Trump then turned to his Irish counterpart and asked him if he knew who O’Donnell was. Martin shrugged, smiled, and appeared to whisper, “I don’t know who that is.”
That is when Trump chimed in to say, “You’re better off not knowing her.”
Glenn, 56, was slammed last month for asking Ukraine’s Volodymyr Zelensky if he owned a suit. He clarified after his O’Donnell question he was only “joking” this time.
The encounter comes a day after O’Donnell revealed she left the U.S. in January to move to Dublin with her 12-year-old daughter. She hinted in a TikTok that her move was at least partially due to Trump’s return to the White House that same month.

“It’s been heartbreaking to see what’s happening politically and hard for me personally as well,” she said. “The personal is political, as we all know.”
White House adviser Stephen Miller celebrated the departure of O’Donnell, a 62-year-old Long Island native, by telling Fox News’ Sean Hannity on Tuesday night that Trump forced her to “self-deport.”
“It wasn’t explicitly one of our campaign promises, but it is a major first 100-day achievement,” Miller said of O’Donnell moving. “So, you are welcome America... You don’t have to worry about that problem anymore.”
Trump and O’Donnell’s beef goes way back to 2006—an entire decade before Trump ever won a presidential primary. O’Donnell was co-host of The View at the time and sounded off against Trump amid a Miss USA controversy.
O’Donnell said back then that she did not “enjoy” Trump and claimed he went bankrupt. She went on to say he was not a “self-made man” but was instead a “snake-oil salesman on Little House On The Prairie.”
She added, “[He] left the first wife—had an affair. [He] had kids both times, but he’s the moral compass for 20-year-olds in America. Donald, sit and spin, my friend.”
Trump fired back shortly after in an interview with People, in which he referred to O’Donnell as “my nice fat little Rosie.”
“Rosie will rue the words she said,” he said. “I’ll most likely sue her for making those false statements—and it’ll be fun. Rosie’s a loser. A real loser. I look forward to taking lots of money from my nice fat little Rosie.”
Trump also called in from Mar-a-Lago to attack her in an eight-minute segment on CNN. He also added that week in an Associated Press interview: “I’ve exposed Rosie for what she is: a very dumb human being.

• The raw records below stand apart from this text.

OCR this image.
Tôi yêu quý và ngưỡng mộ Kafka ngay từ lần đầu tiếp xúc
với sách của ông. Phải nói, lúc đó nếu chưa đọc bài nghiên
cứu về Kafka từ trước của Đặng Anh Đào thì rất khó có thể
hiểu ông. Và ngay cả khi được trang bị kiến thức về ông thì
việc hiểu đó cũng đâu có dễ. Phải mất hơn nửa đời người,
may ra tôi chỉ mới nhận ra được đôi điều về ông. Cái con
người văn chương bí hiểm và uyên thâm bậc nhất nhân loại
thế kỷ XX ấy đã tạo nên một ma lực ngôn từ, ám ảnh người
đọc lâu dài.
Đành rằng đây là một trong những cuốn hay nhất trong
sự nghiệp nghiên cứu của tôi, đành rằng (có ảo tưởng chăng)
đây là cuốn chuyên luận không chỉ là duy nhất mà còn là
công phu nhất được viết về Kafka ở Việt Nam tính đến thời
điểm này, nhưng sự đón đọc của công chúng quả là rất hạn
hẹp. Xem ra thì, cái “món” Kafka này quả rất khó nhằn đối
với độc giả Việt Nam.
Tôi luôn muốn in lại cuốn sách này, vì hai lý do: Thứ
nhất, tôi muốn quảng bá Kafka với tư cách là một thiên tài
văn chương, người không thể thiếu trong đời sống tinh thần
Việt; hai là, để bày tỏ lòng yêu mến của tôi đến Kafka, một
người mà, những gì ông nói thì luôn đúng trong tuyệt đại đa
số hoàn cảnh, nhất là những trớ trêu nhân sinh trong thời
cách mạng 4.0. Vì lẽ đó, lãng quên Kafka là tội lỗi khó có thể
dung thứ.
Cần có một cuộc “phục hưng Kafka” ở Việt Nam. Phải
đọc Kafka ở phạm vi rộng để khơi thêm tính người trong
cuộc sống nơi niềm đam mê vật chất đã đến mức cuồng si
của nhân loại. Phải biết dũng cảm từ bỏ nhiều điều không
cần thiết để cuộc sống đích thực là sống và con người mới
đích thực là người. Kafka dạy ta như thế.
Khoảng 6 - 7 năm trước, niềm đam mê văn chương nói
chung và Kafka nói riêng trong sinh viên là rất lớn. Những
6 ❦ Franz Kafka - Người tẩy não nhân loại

She’s got no intelligence, but I’ve known that for a long time. Unfortunately, Rosie’s pulled the wool over the public.”
Their feud continued on and off in the years that followed, but became a national spectacle again once Trump entered politics. His first mention of O’Donnell as a candidate came during the first GOP primary debate after he was asked about his use of words like “fat pigs,” “dogs,” and “slobs” to describe women.
“Only Rosie O’Donnell,” Trump interjected, interrupting Fox News’ Megyn Kelly.
O’Donnell would come up in a second debate in 2016—this time after Hillary Clinton called Trump out for saying nasty things about women.
“Hillary is hitting me with tremendous commercials,” Trump responded. “Some of it I said in entertainment, some of it I said to somebody who has been very vicious to me, Rosie O’Donnell. I said very tough things to her and I think everybody would agree she deserves it and nobody feels sorry for her.”
O’Donnell responded by throwing her full support behind Clinton and declaring that her foe would “NEVER BE PRESIDENT.”